Papo de louco Chega um novo paciente ao manicômio. Um louco puxa assunto: – Como é o seu nome? – Me esqueci. E o teu? – Também me esqueci... – Ah, então somos xarás!

Causos de

Rolando Boldrin

Ligações que custam caro Todo mês, aquele cidadão ficava indignado quando ia pagar a conta telefônica. Todo mês, a conta estava nas alturas, de tantas ligações interurbanas. Era ligação pro Japão, pra África, pras Orópa... Enfim, um despropósito, uma vez que naquela casa ninguém ligava pra fora.
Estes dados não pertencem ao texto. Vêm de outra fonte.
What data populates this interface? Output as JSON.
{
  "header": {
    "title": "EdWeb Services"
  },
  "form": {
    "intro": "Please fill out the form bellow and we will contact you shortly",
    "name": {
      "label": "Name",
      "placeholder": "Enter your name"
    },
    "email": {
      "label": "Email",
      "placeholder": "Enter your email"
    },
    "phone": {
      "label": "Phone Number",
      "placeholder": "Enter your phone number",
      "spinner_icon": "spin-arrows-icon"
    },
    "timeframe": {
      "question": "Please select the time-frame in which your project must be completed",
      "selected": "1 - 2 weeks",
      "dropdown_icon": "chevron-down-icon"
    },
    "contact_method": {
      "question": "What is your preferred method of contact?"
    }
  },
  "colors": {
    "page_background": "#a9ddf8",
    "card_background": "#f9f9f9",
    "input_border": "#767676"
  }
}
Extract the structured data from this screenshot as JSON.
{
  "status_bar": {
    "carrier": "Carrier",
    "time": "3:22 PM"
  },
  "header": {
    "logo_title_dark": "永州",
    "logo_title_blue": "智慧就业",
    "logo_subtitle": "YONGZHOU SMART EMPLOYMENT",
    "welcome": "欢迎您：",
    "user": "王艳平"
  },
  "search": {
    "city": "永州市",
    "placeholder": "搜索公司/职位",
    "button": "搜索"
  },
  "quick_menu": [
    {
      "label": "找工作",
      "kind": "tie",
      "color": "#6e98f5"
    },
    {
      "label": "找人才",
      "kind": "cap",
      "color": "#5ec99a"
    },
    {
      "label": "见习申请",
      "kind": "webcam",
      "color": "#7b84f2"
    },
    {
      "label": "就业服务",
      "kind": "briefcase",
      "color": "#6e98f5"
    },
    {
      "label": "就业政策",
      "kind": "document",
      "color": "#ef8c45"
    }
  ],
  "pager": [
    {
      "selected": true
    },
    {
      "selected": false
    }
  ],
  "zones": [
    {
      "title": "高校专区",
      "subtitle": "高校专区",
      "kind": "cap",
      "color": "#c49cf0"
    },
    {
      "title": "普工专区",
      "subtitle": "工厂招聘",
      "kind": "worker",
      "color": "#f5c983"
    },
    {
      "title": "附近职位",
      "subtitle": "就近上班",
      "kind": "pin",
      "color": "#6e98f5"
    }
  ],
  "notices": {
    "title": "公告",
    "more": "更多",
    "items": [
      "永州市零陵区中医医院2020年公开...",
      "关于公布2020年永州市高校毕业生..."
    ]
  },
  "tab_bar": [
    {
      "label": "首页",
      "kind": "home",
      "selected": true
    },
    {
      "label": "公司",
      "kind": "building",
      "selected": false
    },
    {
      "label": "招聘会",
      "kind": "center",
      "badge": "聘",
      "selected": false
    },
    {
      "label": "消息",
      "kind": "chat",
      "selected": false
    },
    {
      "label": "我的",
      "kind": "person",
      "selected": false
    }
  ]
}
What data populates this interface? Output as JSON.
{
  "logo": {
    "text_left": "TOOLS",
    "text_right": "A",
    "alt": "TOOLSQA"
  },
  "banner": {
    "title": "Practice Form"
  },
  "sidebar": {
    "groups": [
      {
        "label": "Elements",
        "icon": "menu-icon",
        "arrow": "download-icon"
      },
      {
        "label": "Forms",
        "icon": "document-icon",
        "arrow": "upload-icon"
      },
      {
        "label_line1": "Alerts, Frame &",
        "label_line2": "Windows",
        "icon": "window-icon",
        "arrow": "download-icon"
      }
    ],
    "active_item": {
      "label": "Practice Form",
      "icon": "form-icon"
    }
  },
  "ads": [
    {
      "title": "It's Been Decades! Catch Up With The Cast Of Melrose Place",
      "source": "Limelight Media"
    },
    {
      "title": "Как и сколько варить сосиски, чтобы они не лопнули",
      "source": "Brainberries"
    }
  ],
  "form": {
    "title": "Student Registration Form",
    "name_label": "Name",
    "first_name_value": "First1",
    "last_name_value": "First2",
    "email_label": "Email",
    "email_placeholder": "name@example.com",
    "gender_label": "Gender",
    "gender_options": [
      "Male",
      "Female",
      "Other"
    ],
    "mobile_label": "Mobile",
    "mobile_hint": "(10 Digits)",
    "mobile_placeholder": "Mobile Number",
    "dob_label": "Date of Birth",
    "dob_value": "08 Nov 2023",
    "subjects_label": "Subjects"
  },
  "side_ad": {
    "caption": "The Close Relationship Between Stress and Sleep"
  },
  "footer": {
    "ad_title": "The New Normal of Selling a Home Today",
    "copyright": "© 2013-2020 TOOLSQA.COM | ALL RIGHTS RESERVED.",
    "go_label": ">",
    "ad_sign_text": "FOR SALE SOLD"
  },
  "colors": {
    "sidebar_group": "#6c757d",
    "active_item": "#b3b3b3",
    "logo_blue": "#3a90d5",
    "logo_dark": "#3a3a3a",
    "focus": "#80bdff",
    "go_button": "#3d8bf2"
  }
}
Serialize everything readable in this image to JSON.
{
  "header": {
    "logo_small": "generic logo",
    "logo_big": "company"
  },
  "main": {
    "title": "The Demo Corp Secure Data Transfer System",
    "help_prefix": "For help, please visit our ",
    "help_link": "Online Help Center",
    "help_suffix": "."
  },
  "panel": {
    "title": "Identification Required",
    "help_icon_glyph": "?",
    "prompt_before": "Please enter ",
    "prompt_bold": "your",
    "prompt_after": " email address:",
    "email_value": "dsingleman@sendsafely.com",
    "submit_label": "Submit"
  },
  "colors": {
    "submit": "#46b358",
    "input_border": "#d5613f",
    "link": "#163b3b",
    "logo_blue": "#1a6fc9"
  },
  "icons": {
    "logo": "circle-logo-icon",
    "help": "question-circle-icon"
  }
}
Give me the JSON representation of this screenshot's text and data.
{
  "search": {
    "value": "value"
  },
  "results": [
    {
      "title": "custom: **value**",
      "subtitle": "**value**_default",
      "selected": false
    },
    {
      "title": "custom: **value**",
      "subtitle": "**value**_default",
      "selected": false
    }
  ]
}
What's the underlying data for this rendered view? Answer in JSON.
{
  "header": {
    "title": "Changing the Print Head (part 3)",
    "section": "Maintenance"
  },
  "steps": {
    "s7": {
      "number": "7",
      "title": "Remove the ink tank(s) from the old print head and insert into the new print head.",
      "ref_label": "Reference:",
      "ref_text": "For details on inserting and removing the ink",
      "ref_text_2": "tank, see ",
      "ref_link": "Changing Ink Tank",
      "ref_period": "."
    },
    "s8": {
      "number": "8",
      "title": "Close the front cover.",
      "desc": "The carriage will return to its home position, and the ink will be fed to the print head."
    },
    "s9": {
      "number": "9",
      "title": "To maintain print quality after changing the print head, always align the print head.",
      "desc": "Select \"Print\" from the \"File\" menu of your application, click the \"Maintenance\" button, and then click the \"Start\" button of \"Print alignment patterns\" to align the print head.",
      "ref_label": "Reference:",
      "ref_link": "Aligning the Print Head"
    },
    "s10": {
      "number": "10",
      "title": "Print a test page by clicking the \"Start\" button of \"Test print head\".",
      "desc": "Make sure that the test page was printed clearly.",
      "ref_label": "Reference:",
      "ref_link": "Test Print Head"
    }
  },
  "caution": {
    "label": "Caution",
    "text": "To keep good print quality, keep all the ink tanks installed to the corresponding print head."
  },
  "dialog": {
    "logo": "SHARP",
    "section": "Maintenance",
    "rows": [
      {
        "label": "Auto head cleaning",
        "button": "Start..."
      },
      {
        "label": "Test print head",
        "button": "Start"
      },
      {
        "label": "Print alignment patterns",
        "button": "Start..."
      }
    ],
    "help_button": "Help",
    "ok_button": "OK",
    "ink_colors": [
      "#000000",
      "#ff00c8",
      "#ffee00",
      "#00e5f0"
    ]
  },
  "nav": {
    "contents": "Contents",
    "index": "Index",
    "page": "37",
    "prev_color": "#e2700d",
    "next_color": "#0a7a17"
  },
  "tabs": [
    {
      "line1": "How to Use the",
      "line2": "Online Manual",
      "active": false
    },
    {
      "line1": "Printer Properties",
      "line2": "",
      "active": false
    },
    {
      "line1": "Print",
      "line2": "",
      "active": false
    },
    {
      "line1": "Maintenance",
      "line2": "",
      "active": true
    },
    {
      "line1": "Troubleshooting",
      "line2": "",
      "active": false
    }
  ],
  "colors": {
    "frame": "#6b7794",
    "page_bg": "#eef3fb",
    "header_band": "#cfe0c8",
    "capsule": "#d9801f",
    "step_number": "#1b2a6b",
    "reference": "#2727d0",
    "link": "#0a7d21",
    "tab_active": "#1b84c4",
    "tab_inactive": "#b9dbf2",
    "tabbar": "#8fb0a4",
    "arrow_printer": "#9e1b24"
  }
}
Houve desconfiança da empregada, mas logo descartada, uma vez que a dita cuja mal falava o caipirês, quinêm este que aqui escreve este causo. Pois muito bem: indignação daqui, desconfiança dali... E nada de matarem a tal charada. Naquela casa havia um papagaio que falava e cantava de tudo! Pois não é que um belo dia o dono da casa surpreende o tal louro a falar no telefone numa língua atrapalhada? Isso mesmo: as ligações interurbanas estavam sendo realizadas pelo nosso amigo verdinho. O dono da avezinha faladeira resolveu pregar-lhe um castigo: pega o louro pelas asas, dois pregos e um martelo e, numa parede da sala, prega o pobre falante com as asas bem abertas. “Isso é pra você aprender a não ligar mais pra ninguém, e muito menos pra lugares distantes. Você vai ficar aí pregado por uns três dias.” Passado alguns instantes, o louro percebe em sua frente, na outra parede da sala, um crucifixo com um Jesus ali... claro, crucificado. Ao ver nosso Senhor naquela parede, o tagarelador lhe dirige a palavra: Louro – Há quanto tempo você tá pregado aí? Cristo – Eu, meu filho, estou aqui pregado há dois mil anos... Louro (na bucha, indignado) – Você deve ter feito ligações pra longe mesmo, hein?! Adaptado de Contando Causos, de Rolando Boldrin (Nova Alexandria, 2001).

Relógio de família No leito de morte, o pão-duro chama o filho: – Você está vendo este relógio? Era do meu bisavô. Depois, passou para o meu avô, para o meu pai, que o passou para mim. Agora chegou a sua vez. – Puxa, papai. Que lindo – diz o filho, com lágrimas nos olhos. E o pai: – Quer comprar?

Quem deve paga O sujeito está prestes a entrar no chuveiro e sua mulher acaba de sair do banho. A campainha toca. Irritada com a falta de gentileza do marido, ela vai atender, ainda enrolada na toalha. É o vizinho. – Te dou 3 mil reais se você deixar a toalha cair... Depois de pensar por alguns segundos, a mulher deixa a toalha cair. O vizinho faz o cheque e vai embora satisfeito. – E aí, meu bem, quem era? – Nada, não... Era só o vizinho... – Ótimo, e ele pagou os 3 mil que estava me devendo?